Please follow the marking criteria as identified in the document Marking Scheme for Laboratory reports.
The laboratory report should be organised into the following sections; Abstract, Introduction, Materials and Methods, Results, Discussion and References. The report should not be longer than 2000±200 words (Excluding the Abstract or References), and format should use line spacing 1.5 and report should be written using size 12 font Times New Roman.
Briefly, Abstract (although not included in the final word count still has to be written) should provide clear statement of major and specific objectives with the brief outline of methods used and key quantitative results reported. This section should also provide a one sentence conclusion of the study.
The Introduction section should provide a brief but adequately referenced background to the report in which the significance of the project is clearly defined. This section is not a complete review and should contain background necessary to conduct the experiment as well as aims and objectives.
Methods section is a summary of essential experimental procedures (verbatim reproduction of the instructions in manual is not allowed) and this section needs to be referenced adequately including the Laboratory notes. In particular, any changes to the published procedures (of the laboratory notes) are to be included. The purpose of this section is to provide enough information and detail to allow a competent worker in the field to reproduce the experiment.

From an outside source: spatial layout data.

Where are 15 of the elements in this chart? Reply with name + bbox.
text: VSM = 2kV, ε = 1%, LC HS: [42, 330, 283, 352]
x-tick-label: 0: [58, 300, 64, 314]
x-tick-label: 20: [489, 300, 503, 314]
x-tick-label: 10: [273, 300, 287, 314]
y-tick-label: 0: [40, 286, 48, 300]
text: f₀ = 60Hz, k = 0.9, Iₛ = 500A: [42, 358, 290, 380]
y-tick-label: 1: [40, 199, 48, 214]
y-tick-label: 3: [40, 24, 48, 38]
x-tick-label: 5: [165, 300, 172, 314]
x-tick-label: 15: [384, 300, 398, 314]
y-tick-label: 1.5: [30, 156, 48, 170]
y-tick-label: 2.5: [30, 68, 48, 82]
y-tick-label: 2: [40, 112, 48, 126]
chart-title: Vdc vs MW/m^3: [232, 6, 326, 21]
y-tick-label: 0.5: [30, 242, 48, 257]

Result section could include all three forms of data representation (text, table and figure) [Note; this does not mean that you have to include all three types of data representation, but you do have to represent data somehow]. A series of tables or figures presented by themselves is insufficient. The text following each data set should summarise quantitative data and observations presented in the data set (tables, figures as appropriate). The author’s interpretation of the data should always be described in the text, but results are not to be discussed at this stage. In this section use of simple statistical analysis may also be utilised to evaluate whether treatments are real or due to the biological variation. Figures and tables have to include title and number (Figure 1, Table 1…). Figures should be accompanied by a figure legend (which includes the title of the figure) placed beneath the figure and clearly distinguishable from the main text of the results section. Tables should have a title placed above the table and tables should not be broken across the pages.
Discussion should discuss the obtained results highlighting any important findings and any inadequacies of the data. Referral to the literature to support the arguments is essential as well as addressing of the aims presented in the introduction section. This section is to be completed with a final sentence (or two) presenting overall conclusion of the experiment with the reference to the original aims. The concluding paragraph should not include references.
References used should be in accordance to Vancouver style.